Monthly Archives: October 2010

Behind the numbers

The Linux Foundation has released a report, which claims that the adaption of Linux is rising in enterprises. But how reliable are the numbers?

Let’s look at the report: (the PDF is downloadable on the linked site)

The Linux Foundation, in partnership with Yeoman Technology Group, recently conducted a survey of 1,948 Linux users. This invitation-only survey pool was comprised of The Linux Foundation End User
Council as well as other companies, organizations and government agencies selected by The Linux Foundation and Yeoman.

So, only 1,948 businesses and organizations were contacted. And those businesses were not randomly chosen  but  are either members of an organization that is run by the Linux Foundation or were handpicked by Yeoman. And it’s not stated, how many belong to the first group.

So, it’s biased from the get-go.

This paper reports on the findings of that survey, with a focus on the 387 respondents who represent the largest enterprise companies and government agencies, identified as organizations with $500 million or more a year in revenues or greater than 500 employees. The results tell us
where Linux is growing and why, as well as where opportunities exist and challenges remain.

It gets even worse! From the 1,948 contacted businesses, only 387 are used for the report. That’s around 19.87%

387 is such a pitiful number for a survey, because there are so many businesses:

America’s 9.1 million women-owned businesses employ 27.5 million people and contribute $3.6 trillion to the economy
http://web.sba.gov/faqs/

And as the quote says. that is just the number of companies owned by women.
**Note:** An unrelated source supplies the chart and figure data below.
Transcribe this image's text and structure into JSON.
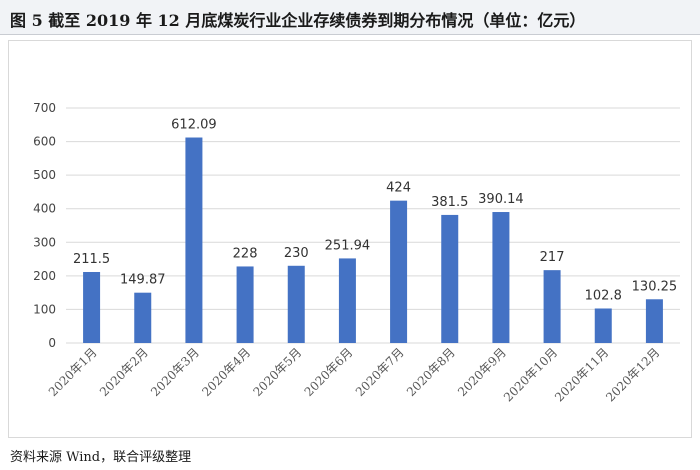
{
  "figure": {
    "title": "图 5   截至 2019 年 12 月底煤炭行业企业存续债券到期分布情况（单位：亿元）",
    "source": "资料来源 Wind，联合评级整理"
  },
  "chart_data": {
    "type": "bar",
    "categories": [
      "2020年1月",
      "2020年2月",
      "2020年3月",
      "2020年4月",
      "2020年5月",
      "2020年6月",
      "2020年7月",
      "2020年8月",
      "2020年9月",
      "2020年10月",
      "2020年11月",
      "2020年12月"
    ],
    "values": [
      211.5,
      149.87,
      612.09,
      228,
      230,
      251.94,
      424,
      381.5,
      390.14,
      217,
      102.8,
      130.25
    ],
    "value_labels": [
      "211.5",
      "149.87",
      "612.09",
      "228",
      "230",
      "251.94",
      "424",
      "381.5",
      "390.14",
      "217",
      "102.8",
      "130.25"
    ],
    "yticks": [
      "0",
      "100",
      "200",
      "300",
      "400",
      "500",
      "600",
      "700"
    ],
    "ylim": [
      0,
      700
    ],
    "grid": true,
    "bar_color": "#4472c4",
    "grid_color": "#d9d9d9"
  }
}
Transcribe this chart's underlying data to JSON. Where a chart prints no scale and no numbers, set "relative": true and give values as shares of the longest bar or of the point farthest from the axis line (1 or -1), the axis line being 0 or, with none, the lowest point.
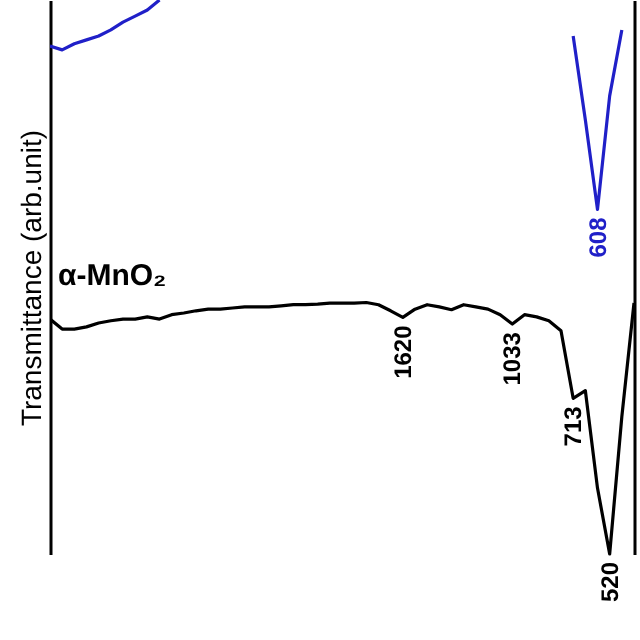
{
  "chart_data": {
    "type": "line",
    "ylabel": "Transmittance (arb.unit)",
    "relative": true,
    "categories": [
      null,
      null,
      null,
      null,
      null,
      null,
      null,
      null,
      null,
      null,
      null,
      null,
      null,
      null,
      null,
      null,
      null,
      null,
      null,
      null,
      null,
      null,
      null,
      null,
      null,
      null,
      null,
      null,
      null,
      null,
      null,
      null,
      null,
      null,
      null,
      null,
      null,
      null,
      null,
      null,
      null,
      null,
      null,
      null,
      null,
      null,
      null,
      null,
      null
    ],
    "series": [
      {
        "name": "α-MnO₂",
        "color": "#000000",
        "values": [
          0.424,
          0.406,
          0.406,
          0.41,
          0.417,
          0.421,
          0.424,
          0.424,
          0.428,
          0.424,
          0.432,
          0.435,
          0.439,
          0.442,
          0.442,
          0.444,
          0.446,
          0.446,
          0.446,
          0.448,
          0.45,
          0.45,
          0.451,
          0.453,
          0.453,
          0.453,
          0.454,
          0.45,
          0.439,
          0.427,
          0.442,
          0.45,
          0.446,
          0.441,
          0.45,
          0.446,
          0.442,
          0.432,
          0.415,
          0.432,
          0.428,
          0.421,
          0.403,
          0.281,
          0.295,
          0.119,
          0,
          0.248,
          0.453
        ]
      },
      {
        "color": "#2020c8",
        "values": [
          0.917,
          0.91,
          0.921,
          0.928,
          0.935,
          0.946,
          0.96,
          0.971,
          0.982,
          1,
          null,
          null,
          null,
          null,
          null,
          null,
          null,
          null,
          null,
          null,
          null,
          null,
          null,
          null,
          null,
          null,
          null,
          null,
          null,
          null,
          null,
          null,
          null,
          null,
          null,
          null,
          null,
          null,
          null,
          null,
          null,
          null,
          null,
          0.935,
          0.784,
          0.622,
          0.827,
          0.946,
          null
        ]
      }
    ],
    "annotations": [
      {
        "text": "1620",
        "y": 0.427
      },
      {
        "text": "1033",
        "y": 0.415
      },
      {
        "text": "713",
        "y": 0.281
      },
      {
        "text": "520",
        "y": 0
      },
      {
        "text": "608",
        "y": 0.622
      }
    ]
  }
}
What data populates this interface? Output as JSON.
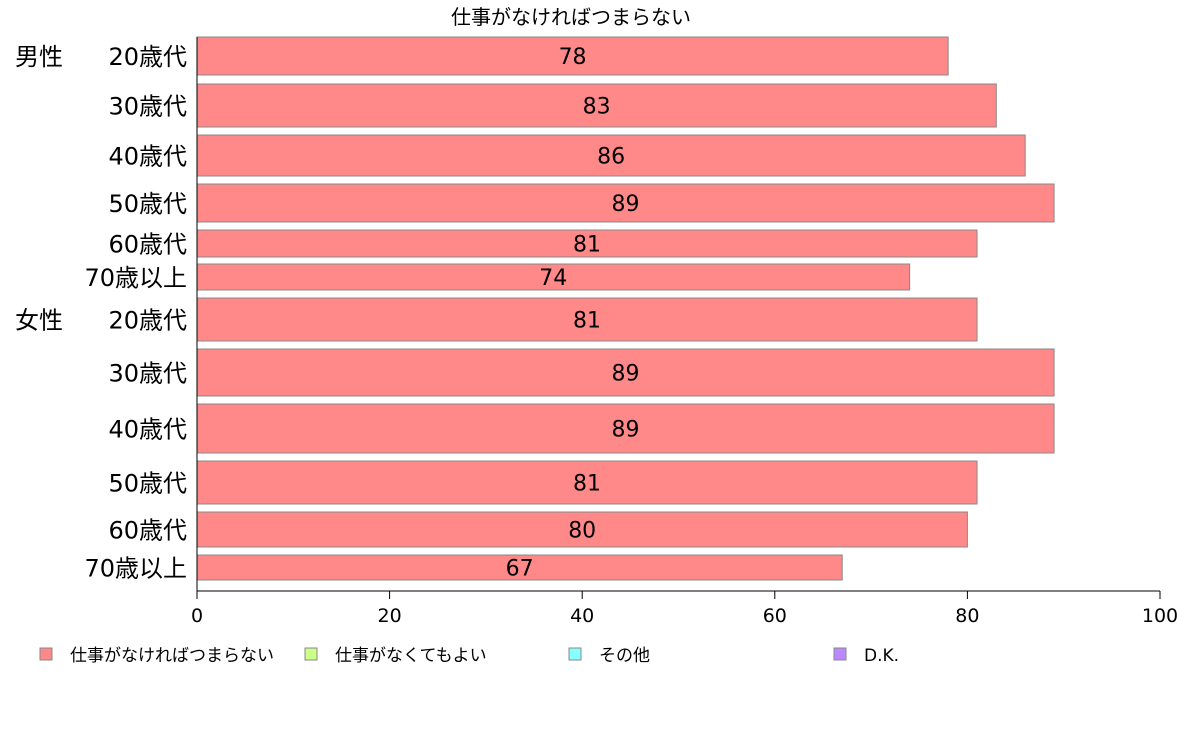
{
  "chart_data": {
    "type": "bar",
    "orientation": "horizontal",
    "title": "仕事がなければつまらない",
    "xlim": [
      0,
      100
    ],
    "x_ticks": [
      "0",
      "20",
      "40",
      "60",
      "80",
      "100"
    ],
    "grid": false,
    "legend_position": "bottom",
    "categories": [
      {
        "group": "男性",
        "label": "20歳代"
      },
      {
        "group": "",
        "label": "30歳代"
      },
      {
        "group": "",
        "label": "40歳代"
      },
      {
        "group": "",
        "label": "50歳代"
      },
      {
        "group": "",
        "label": "60歳代"
      },
      {
        "group": "",
        "label": "70歳以上"
      },
      {
        "group": "女性",
        "label": "20歳代"
      },
      {
        "group": "",
        "label": "30歳代"
      },
      {
        "group": "",
        "label": "40歳代"
      },
      {
        "group": "",
        "label": "50歳代"
      },
      {
        "group": "",
        "label": "60歳代"
      },
      {
        "group": "",
        "label": "70歳以上"
      }
    ],
    "series": [
      {
        "name": "仕事がなければつまらない",
        "color": "#ff8888",
        "values": [
          78,
          83,
          86,
          89,
          81,
          74,
          81,
          89,
          89,
          81,
          80,
          67
        ],
        "labels": [
          "78",
          "83",
          "86",
          "89",
          "81",
          "74",
          "81",
          "89",
          "89",
          "81",
          "80",
          "67"
        ]
      }
    ],
    "legend": [
      {
        "name": "仕事がなければつまらない",
        "color": "#ff8888"
      },
      {
        "name": "仕事がなくてもよい",
        "color": "#ccff88"
      },
      {
        "name": "その他",
        "color": "#88ffff"
      },
      {
        "name": "D.K.",
        "color": "#bb88ff"
      }
    ]
  }
}
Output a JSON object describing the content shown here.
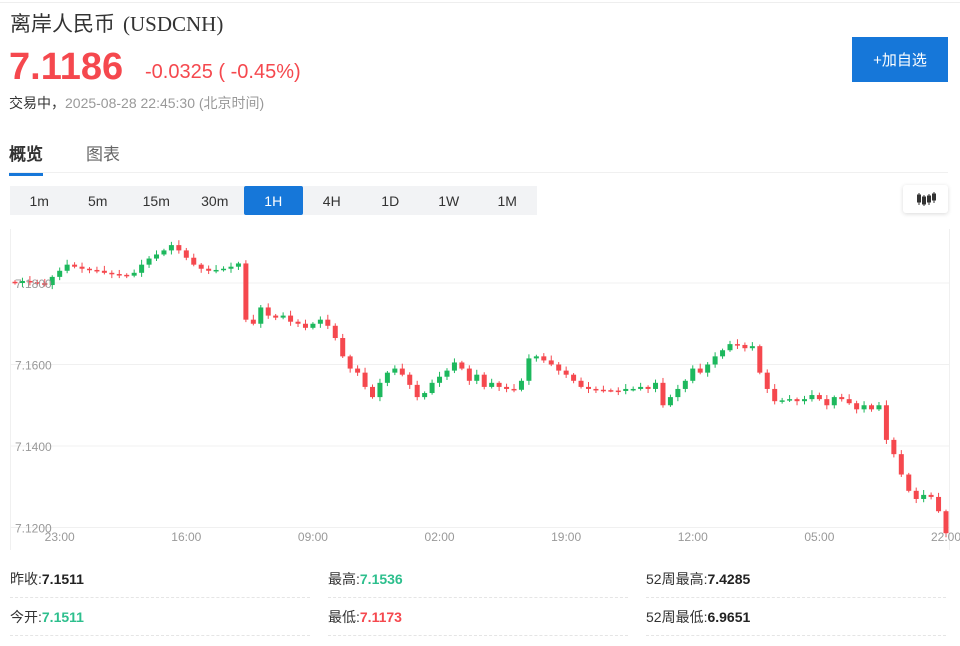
{
  "header": {
    "name": "离岸人民币",
    "code": "(USDCNH)",
    "price": "7.1186",
    "change": "-0.0325 ( -0.45%)",
    "status": "交易中，",
    "time": "2025-08-28 22:45:30 (北京时间)",
    "add_watchlist": "+加自选"
  },
  "tabs": [
    {
      "label": "概览"
    },
    {
      "label": "图表"
    }
  ],
  "periods": [
    "1m",
    "5m",
    "15m",
    "30m",
    "1H",
    "4H",
    "1D",
    "1W",
    "1M"
  ],
  "active_period": "1H",
  "chart_type_icon": "candlestick-icon",
  "colors": {
    "up": "#1db85d",
    "down": "#f5484e",
    "accent": "#1677d9",
    "stat_green": "#2dbf8d"
  },
  "stats": [
    {
      "label": "昨收:",
      "value": "7.1511",
      "color": "#222"
    },
    {
      "label": "最高:",
      "value": "7.1536",
      "color": "#2dbf8d"
    },
    {
      "label": "52周最高:",
      "value": "7.4285",
      "color": "#222"
    },
    {
      "label": "今开:",
      "value": "7.1511",
      "color": "#2dbf8d"
    },
    {
      "label": "最低:",
      "value": "7.1173",
      "color": "#f5484e"
    },
    {
      "label": "52周最低:",
      "value": "6.9651",
      "color": "#222"
    }
  ],
  "chart_data": {
    "type": "candlestick",
    "y_ticks": [
      "7.1800",
      "7.1600",
      "7.1400",
      "7.1200"
    ],
    "ylim": [
      7.118,
      7.193
    ],
    "x_ticks": [
      "23:00",
      "16:00",
      "09:00",
      "02:00",
      "19:00",
      "12:00",
      "05:00",
      "22:00"
    ],
    "grid": true,
    "close": [
      7.18,
      7.1805,
      7.1802,
      7.18,
      7.1795,
      7.1815,
      7.183,
      7.1845,
      7.184,
      7.1835,
      7.1832,
      7.183,
      7.1825,
      7.1822,
      7.182,
      7.1818,
      7.1825,
      7.1845,
      7.186,
      7.187,
      7.188,
      7.1893,
      7.188,
      7.1862,
      7.1845,
      7.1835,
      7.183,
      7.1832,
      7.1835,
      7.184,
      7.1848,
      7.171,
      7.17,
      7.174,
      7.172,
      7.1715,
      7.172,
      7.1705,
      7.17,
      7.169,
      7.17,
      7.171,
      7.1695,
      7.1665,
      7.162,
      7.159,
      7.158,
      7.1545,
      7.152,
      7.1555,
      7.158,
      7.159,
      7.1575,
      7.155,
      7.152,
      7.153,
      7.1555,
      7.157,
      7.1585,
      7.1605,
      7.159,
      7.156,
      7.1575,
      7.1545,
      7.1555,
      7.1545,
      7.154,
      7.1538,
      7.156,
      7.1615,
      7.162,
      7.161,
      7.16,
      7.1585,
      7.1575,
      7.156,
      7.1545,
      7.154,
      7.1538,
      7.1537,
      7.1536,
      7.1535,
      7.154,
      7.154,
      7.1545,
      7.154,
      7.1555,
      7.15,
      7.152,
      7.154,
      7.156,
      7.159,
      7.158,
      7.16,
      7.162,
      7.1635,
      7.165,
      7.1648,
      7.164,
      7.1645,
      7.158,
      7.154,
      7.151,
      7.1512,
      7.1515,
      7.151,
      7.1515,
      7.1525,
      7.1515,
      7.15,
      7.152,
      7.1515,
      7.1505,
      7.149,
      7.15,
      7.149,
      7.15,
      7.1415,
      7.138,
      7.133,
      7.129,
      7.127,
      7.128,
      7.1275,
      7.124,
      7.1186
    ]
  }
}
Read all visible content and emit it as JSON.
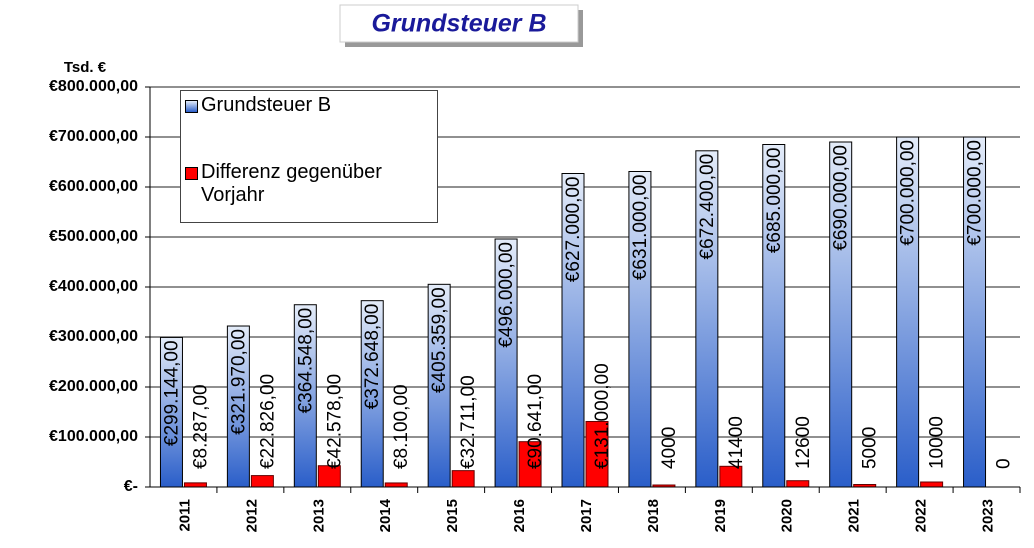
{
  "chart_data": {
    "type": "bar",
    "title": "Grundsteuer B",
    "y_label": "Tsd. €",
    "categories": [
      "2011",
      "2012",
      "2013",
      "2014",
      "2015",
      "2016",
      "2017",
      "2018",
      "2019",
      "2020",
      "2021",
      "2022",
      "2023"
    ],
    "series": [
      {
        "name": "Grundsteuer B",
        "color": "#2a5ec9",
        "values": [
          299144,
          321970,
          364548,
          372648,
          405359,
          496000,
          627000,
          631000,
          672400,
          685000,
          690000,
          700000,
          700000
        ],
        "value_labels": [
          "€299.144,00",
          "€321.970,00",
          "€364.548,00",
          "€372.648,00",
          "€405.359,00",
          "€496.000,00",
          "€627.000,00",
          "€631.000,00",
          "€672.400,00",
          "€685.000,00",
          "€690.000,00",
          "€700.000,00",
          "€700.000,00"
        ]
      },
      {
        "name": "Differenz gegenüber Vorjahr",
        "color": "#ff0000",
        "values": [
          8287,
          22826,
          42578,
          8100,
          32711,
          90641,
          131000,
          4000,
          41400,
          12600,
          5000,
          10000,
          0
        ],
        "value_labels": [
          "€8.287,00",
          "€22.826,00",
          "€42.578,00",
          "€8.100,00",
          "€32.711,00",
          "€90.641,00",
          "€131.000,00",
          "4000",
          "41400",
          "12600",
          "5000",
          "10000",
          "0"
        ]
      }
    ],
    "ylim": [
      0,
      800000
    ],
    "yticks": [
      {
        "value": 0,
        "label": "€-"
      },
      {
        "value": 100000,
        "label": "€100.000,00"
      },
      {
        "value": 200000,
        "label": "€200.000,00"
      },
      {
        "value": 300000,
        "label": "€300.000,00"
      },
      {
        "value": 400000,
        "label": "€400.000,00"
      },
      {
        "value": 500000,
        "label": "€500.000,00"
      },
      {
        "value": 600000,
        "label": "€600.000,00"
      },
      {
        "value": 700000,
        "label": "€700.000,00"
      },
      {
        "value": 800000,
        "label": "€800.000,00"
      }
    ],
    "grid": true
  }
}
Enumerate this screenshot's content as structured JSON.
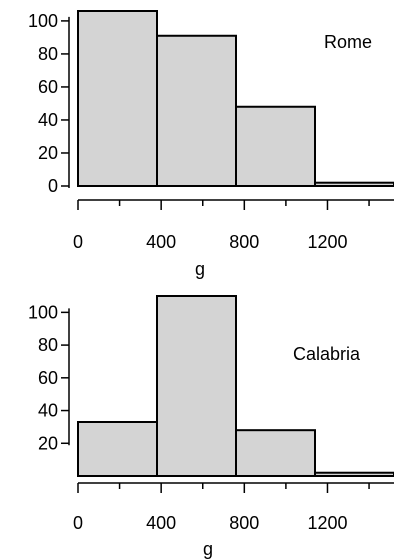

More than 500 employees” means very little actually . The United States Small Business Administration lists in some cirumstances firms with more than 500 employees as “Small businesses”:

http://www.sba.gov/idc/groups/public/documents/sba_homepage/serv_sstd_tablepdf.pdf

So the claim that only the ” largest enterprise companies” are used is missleading.

Let’s recap: 1,948 handpicked businesses were contacted, some of them are members of an organization that is run by the Linux foundation. The answers of less than 20% are used. What’s the point? This is biased beyond belief.

In short, the survey found that Linux is poised for growth in the coming years; 76.4% of companies are planning to add more Linux servers in the next twelve months. In contrast, only 41.2% of respondents are planning to add Windows servers in the next year, while 43.6% say they will be decreasing or maintaining the number of Windows servers in their organizations over the same time period.

And even in such a biased group, the Linux numbers aren’t that phenomenal. So, 41.2% are planning to add Windows servers? Don’t forget: We’re talking about handpicked, filtered companies, some are even members of Linux organizations! The 43.6% number is tricky. Decreasing and maintaining are not the same thing. The study omits how many of these companies are really decreasing their Windows servers.

For migrations to Linux from other platforms, we were surprised to find that migrations from Windows (36.6%) are surpassing the number of migrations from Unix (31.4%), even though this information runs counter to much of the data released in the market.

Well, if you take into account how they selected the companies, then it’s not surprising, that this information is countering most of the other data in the market.

Of those who selected other reasons for adoption, some of the comments include:

“Linux is the only real choice for high performance computing at the current time. Although other operating systems have products available for high performance computing, they just don’t measure up.”

Freedom, I like to modify and customize my own system and programs.”

“The super flexibility of Linux tells it all.”

“Stability, no viruses.”

“Low cost hardware, security from virus or hacking.”

“Reliability – most of our heavy duty production Linux servers have an uptime approaching 1500 days.”


What? Is this Slashdot? What kind of enterprises have they contacted? One has to wonder: What IT professional from a large enterprise would in this day and age boast about uptime?

“I like to modify and customize my own system and programs” – sounds like a Slashdot post, and not like an answer from a CTO.

The results of this survey were based on responses from 387 IT professionals from organizations with $500m or more a year in revenues or 500+ employees…

This survey was conducted with members of The Linux Foundation’s End User Council, as well as other end users identified by The Linux Foundation and Yeoman Technologies. This report is  being published at The Linux Foundation End User Summit, where many respondents will be in attendance. These companies include Morgan Stanley, Goldman Sachs, Bank of America, Bristol-Myers Squibb, NTT, Deutsche Bank, Dreamworks, ADP, McKinsey and Company, Bank of New York, Barclays Capital, AIG, the US Department of Defense, MetLife, CME Group, NASDAQ QMX, the New York Stock Exchange, Goodrich, and many more.

Big names at the end, known 18 organizations. But it’s not clear how many of those talked positively about Linux, and it’s not clear how many of the other 369 are unknowns.

387 IT professionals from organizations
Who exactly partipated in the survey? 387 organizations or 387 “professionals”? Was it possible, that several people from one organization responded?

As it stands now, the survey is worthless. So yeah, another Victory for the Linux community.